Penulis: Moch Eksan**
PRESIDEN Prabowo Subianto berulang-ulang menyatakan bahwa kebijakan penghematan anggaran mendapat perlawanan dari birokrasi. Mereka merasa selama ini seperti “raja kecil’ yang menguasai kementerian atau lembaga non kementerian.
Siapapun presidennya, sejatinya yang berkuasa adalah tetap aparatur penyelenggara negara yang sudah bercokol di institusi pemerintah bertahun-tahun.
Birokrasi pemerintah kata Prabowo, yang mencoba menghambat pelaksanaan penghematan anggaran dengan menggunakan media dan lembaga swadaya masyarakat (LSM) menyerang dirinya. Ini bagian dari negosiasi publik agar posting anggarannya tak diganggu. Mereka lupa bahwa presiden sangat getol untuk mewujudkan good and clean government (pemerintah yang baik dan bersih).
Para birokrat itu sampai berani membangun narasi bahwa penghematan ini mengancam program pro rakyat dan pelayanan dasar. Terutama bagi mahasiswa, guru dan dosen yang paling terdampak dari kebijakan penghematan anggaran Prabowo. Mahasiswa juga terpancing menggelar demonstrasi sebagai kelompok yang paling rentan terhadap kebijakan penghematan pemerintah ini.
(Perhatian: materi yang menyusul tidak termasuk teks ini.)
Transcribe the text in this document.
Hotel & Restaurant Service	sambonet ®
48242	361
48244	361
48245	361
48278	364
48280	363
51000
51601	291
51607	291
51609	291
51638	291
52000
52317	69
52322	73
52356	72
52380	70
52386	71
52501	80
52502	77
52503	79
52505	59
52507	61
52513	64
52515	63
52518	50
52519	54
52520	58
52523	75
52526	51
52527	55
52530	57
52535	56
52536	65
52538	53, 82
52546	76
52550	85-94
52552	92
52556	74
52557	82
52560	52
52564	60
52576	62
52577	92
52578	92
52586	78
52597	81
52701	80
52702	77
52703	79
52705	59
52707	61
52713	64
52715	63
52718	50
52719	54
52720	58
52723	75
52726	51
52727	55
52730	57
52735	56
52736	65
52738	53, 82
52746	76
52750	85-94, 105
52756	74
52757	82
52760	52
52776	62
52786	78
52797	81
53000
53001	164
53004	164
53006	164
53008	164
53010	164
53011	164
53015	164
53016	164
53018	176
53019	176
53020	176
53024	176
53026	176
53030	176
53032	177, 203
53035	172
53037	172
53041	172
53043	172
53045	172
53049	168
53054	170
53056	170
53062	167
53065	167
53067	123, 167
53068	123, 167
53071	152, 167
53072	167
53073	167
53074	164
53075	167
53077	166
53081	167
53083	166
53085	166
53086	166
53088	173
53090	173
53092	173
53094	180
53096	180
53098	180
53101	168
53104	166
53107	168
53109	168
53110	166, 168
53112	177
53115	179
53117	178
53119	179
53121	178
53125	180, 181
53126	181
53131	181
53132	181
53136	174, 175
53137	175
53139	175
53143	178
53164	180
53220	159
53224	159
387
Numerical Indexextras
Pihak istana sudah seringkali meluruskan bahwa penghematan anggaran tak menyasar gaji pegawai, layanan dasar prioritas pegawai, layanan publik dan bantuan sosial. Akan tetapi yang disasar adalah pos anggaran untuk belanja ATK, kegiatan seremonial, kajian dan analisa, perjalanan dinas, dan beberapa pengeluaran lainnya.
Prabowo kata Kepala Kantor Komunikasi Kepresidenan, Hasan Nasbi, telah mengecek Anggaran Pendapatan dan Belanja Negara (APBN) 2025 sampai pada satuan kesembilan.
Hasil pengecekan presiden tersebut, banyak menemukan posting anggaran yang tidak efektif dan efisien. Bahkan cenderung boros dan menghambur-hamburkan uang negara untuk belanja birokrasi pemerintah.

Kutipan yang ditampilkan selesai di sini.